La legislación ordenaría al contralor general —jefe de la Oficina de Rendición de Cuentas del Gobierno de Estados Unidos (GAO)— realizar un estudio sobre las asociaciones de ciudades hermanas con comunidades en países considerados con “corrupción significativa en el sector público”, incluidos Rusia y China, según explicó la oficina del legislador. De acuerdo con el texto del proyecto de ley, la medida se enfocaría específicamente en países que obtuvieron una puntuación de 45 o menos en el Índice de Percepción de la Corrupción de 2019 de Transparency International.
China obtuvo una puntuación de 41 en el índice de 2019 y de 43 en el de 2025.
El estudio identificaría cómo las comunidades extranjeras seleccionan a las comunidades estadounidenses para las asociaciones de ciudades hermanadas, incluyendo si determinadas actividades económicas o factores demográficos influyen en esas decisiones; analizaría las actividades llevadas a cabo en el marco de estos hermanamientos y sus resultados económicos y educativos; examinaría qué tipo de información hacen pública estas asociaciones, incluidos los detalles relacionados con los contratos; y evaluaría cómo las comunidades estadounidenses "salvaguardan la libertad de expresión" y mitigan riesgos como "el espionaje extranjero y la coacción económica" en el marco de estos hermanamientos, según la legislación.

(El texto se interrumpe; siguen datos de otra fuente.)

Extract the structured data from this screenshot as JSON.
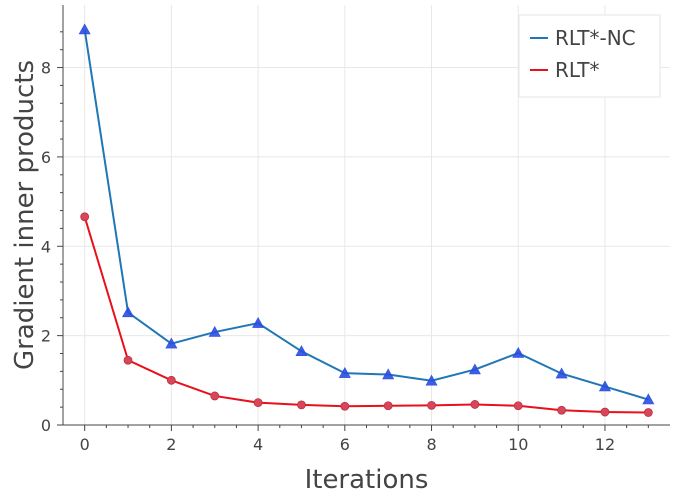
{
  "chart_data": {
    "type": "line",
    "xlabel": "Iterations",
    "ylabel": "Gradient inner products",
    "xlim": [
      -0.5,
      13.5
    ],
    "ylim": [
      0,
      9.4
    ],
    "x_ticks": [
      0,
      2,
      4,
      6,
      8,
      10,
      12
    ],
    "y_ticks": [
      0,
      2,
      4,
      6,
      8
    ],
    "x_tick_labels": [
      "0",
      "2",
      "4",
      "6",
      "8",
      "10",
      "12"
    ],
    "y_tick_labels": [
      "0",
      "2",
      "4",
      "6",
      "8"
    ],
    "grid": true,
    "legend_position": "top-right",
    "x": [
      0,
      1,
      2,
      3,
      4,
      5,
      6,
      7,
      8,
      9,
      10,
      11,
      12,
      13
    ],
    "series": [
      {
        "name": "RLT*-NC",
        "color": "#1f77b4",
        "marker": "triangle",
        "marker_color": "#2a4ee0",
        "values": [
          8.85,
          2.52,
          1.82,
          2.08,
          2.28,
          1.65,
          1.16,
          1.13,
          0.99,
          1.24,
          1.61,
          1.15,
          0.86,
          0.57
        ]
      },
      {
        "name": "RLT*",
        "color": "#e8101a",
        "marker": "circle",
        "marker_color": "#d9455a",
        "values": [
          4.66,
          1.45,
          1.0,
          0.65,
          0.5,
          0.45,
          0.42,
          0.43,
          0.44,
          0.46,
          0.43,
          0.33,
          0.29,
          0.28
        ]
      }
    ]
  }
}
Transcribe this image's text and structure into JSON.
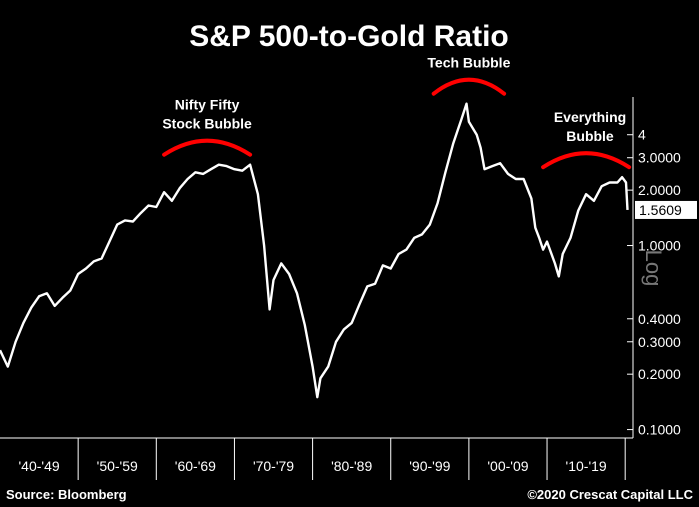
{
  "chart_data": {
    "type": "line",
    "title": "S&P 500-to-Gold Ratio",
    "yscale": "log",
    "ylim": [
      0.09,
      7
    ],
    "xlim": [
      1940,
      2021
    ],
    "grid": false,
    "y_ticks": [
      {
        "value": 4,
        "label": "4"
      },
      {
        "value": 3,
        "label": "3.0000"
      },
      {
        "value": 2,
        "label": "2.0000"
      },
      {
        "value": 1,
        "label": "1.0000"
      },
      {
        "value": 0.4,
        "label": "0.4000"
      },
      {
        "value": 0.3,
        "label": "0.3000"
      },
      {
        "value": 0.2,
        "label": "0.2000"
      },
      {
        "value": 0.1,
        "label": "0.1000"
      }
    ],
    "y_axis_label": "Log",
    "last_value": {
      "value": 1.5609,
      "label": "1.5609"
    },
    "x_categories": [
      "'40-'49",
      "'50-'59",
      "'60-'69",
      "'70-'79",
      "'80-'89",
      "'90-'99",
      "'00-'09",
      "'10-'19"
    ],
    "series": [
      {
        "color": "#ffffff",
        "x": [
          1940,
          1941,
          1942,
          1943,
          1944,
          1945,
          1946,
          1947,
          1948,
          1949,
          1950,
          1951,
          1952,
          1953,
          1954,
          1955,
          1956,
          1957,
          1958,
          1959,
          1960,
          1961,
          1962,
          1963,
          1964,
          1965,
          1966,
          1967,
          1968,
          1969,
          1970,
          1971,
          1972,
          1973,
          1973.8,
          1974.5,
          1975,
          1976,
          1977,
          1978,
          1979,
          1980,
          1980.6,
          1981,
          1982,
          1983,
          1984,
          1985,
          1986,
          1987,
          1988,
          1989,
          1990,
          1991,
          1992,
          1993,
          1994,
          1995,
          1996,
          1997,
          1998,
          1999,
          1999.7,
          2000,
          2001,
          2001.5,
          2002,
          2003,
          2004,
          2005,
          2006,
          2007,
          2008,
          2008.5,
          2009,
          2009.5,
          2010,
          2011,
          2011.5,
          2012,
          2013,
          2014,
          2015,
          2016,
          2017,
          2018,
          2019,
          2019.6,
          2020.1,
          2020.3
        ],
        "values": [
          0.27,
          0.22,
          0.3,
          0.38,
          0.46,
          0.53,
          0.55,
          0.47,
          0.52,
          0.57,
          0.7,
          0.75,
          0.82,
          0.85,
          1.05,
          1.3,
          1.37,
          1.35,
          1.5,
          1.65,
          1.62,
          1.95,
          1.75,
          2.05,
          2.3,
          2.5,
          2.45,
          2.6,
          2.75,
          2.7,
          2.6,
          2.55,
          2.75,
          1.9,
          1.0,
          0.45,
          0.65,
          0.8,
          0.7,
          0.55,
          0.37,
          0.22,
          0.15,
          0.19,
          0.22,
          0.3,
          0.35,
          0.38,
          0.48,
          0.6,
          0.62,
          0.78,
          0.75,
          0.9,
          0.95,
          1.1,
          1.15,
          1.3,
          1.7,
          2.5,
          3.6,
          4.8,
          5.9,
          4.7,
          4.0,
          3.4,
          2.6,
          2.7,
          2.8,
          2.45,
          2.3,
          2.3,
          1.8,
          1.25,
          1.1,
          0.95,
          1.05,
          0.8,
          0.68,
          0.9,
          1.1,
          1.55,
          1.9,
          1.75,
          2.1,
          2.2,
          2.2,
          2.35,
          2.2,
          1.5609
        ]
      }
    ],
    "annotations": [
      {
        "lines": [
          "Nifty Fifty",
          "Stock Bubble"
        ],
        "x": 1966.5
      },
      {
        "lines": [
          "Tech Bubble"
        ],
        "x": 2000
      },
      {
        "lines": [
          "Everything",
          "Bubble"
        ],
        "x": 2015.5
      }
    ],
    "bubble_arcs": [
      {
        "x_start": 1961,
        "x_end": 1972,
        "color": "#ff0000"
      },
      {
        "x_start": 1995.5,
        "x_end": 2004.5,
        "color": "#ff0000"
      },
      {
        "x_start": 2009.5,
        "x_end": 2020.5,
        "color": "#ff0000"
      }
    ],
    "footer_left": "Source: Bloomberg",
    "footer_right": "©2020 Crescat Capital LLC"
  }
}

Otra parte del estudio examinaría si estas asociaciones implican acuerdos económicos que podrían hacer que las comunidades estadounidenses sean "vulnerables a prácticas de mercado maliciosas" o acuerdos educativos que podrían "mermar la libertad de expresión", según la legislación. Además, evaluaría el alcance del acceso extranjero a las instituciones comerciales, educativas y políticas locales, y si los actores extranjeros podrían alcanzar "objetivos estratégicos" contrarios a los intereses económicos o de seguridad nacional de EE. UU.
La legislación también exigiría un estudio sobre si estas asociaciones están vinculadas a actividades malignas extranjeras más amplias, como "abusos de los derechos humanos y espionaje académico e industrial", y cómo las comunidades estadounidenses pueden prevenir el uso indebido de los programas de visados relacionados con ellas, según la legislación.
El contralor general dispondría de seis meses para presentar un informe sobre su estudio a seis comisiones del Congreso, incluidas las comisiones de las Fuerzas Armadas y de Asuntos Exteriores de ambas cámaras. El informe incluiría hallazgos, conclusiones, recomendaciones y, si fuera necesario, un anexo clasificado.
"El PCCh ha demostrado un patrón de explotación de las asociaciones internacionales para ampliar su influencia, recabar información y ejercer presión política. Al igual que las preocupaciones planteadas con respecto a los Institutos Confucio, las relaciones de hermanamiento entre ciudades pueden crear vulnerabilidades para las comunidades estadounidenses, incluida la exposición al espionaje extranjero, la coacción económica y las operaciones de influencia ideológica", declaró la oficina de Roy.
En abril de 2025, los senadores Marsha Blackburn (R-Tenn.) y Thom Tillis (R-NC) presentaron en el Senado una legislación similar (S.1351).
"La China comunista está explotando las asociaciones de ciudades hermanadas para alcanzar sus propios objetivos estratégicos, y debemos asegurarnos de que no estamos facilitando esta actividad en nuestras propias comunidades", declaró Blackburn en un comunicado en aquel momento. "Esta legislación arrojaría luz sobre estas asociaciones para impedir que nuestros enemigos impulsen sus propias agendas peligrosas".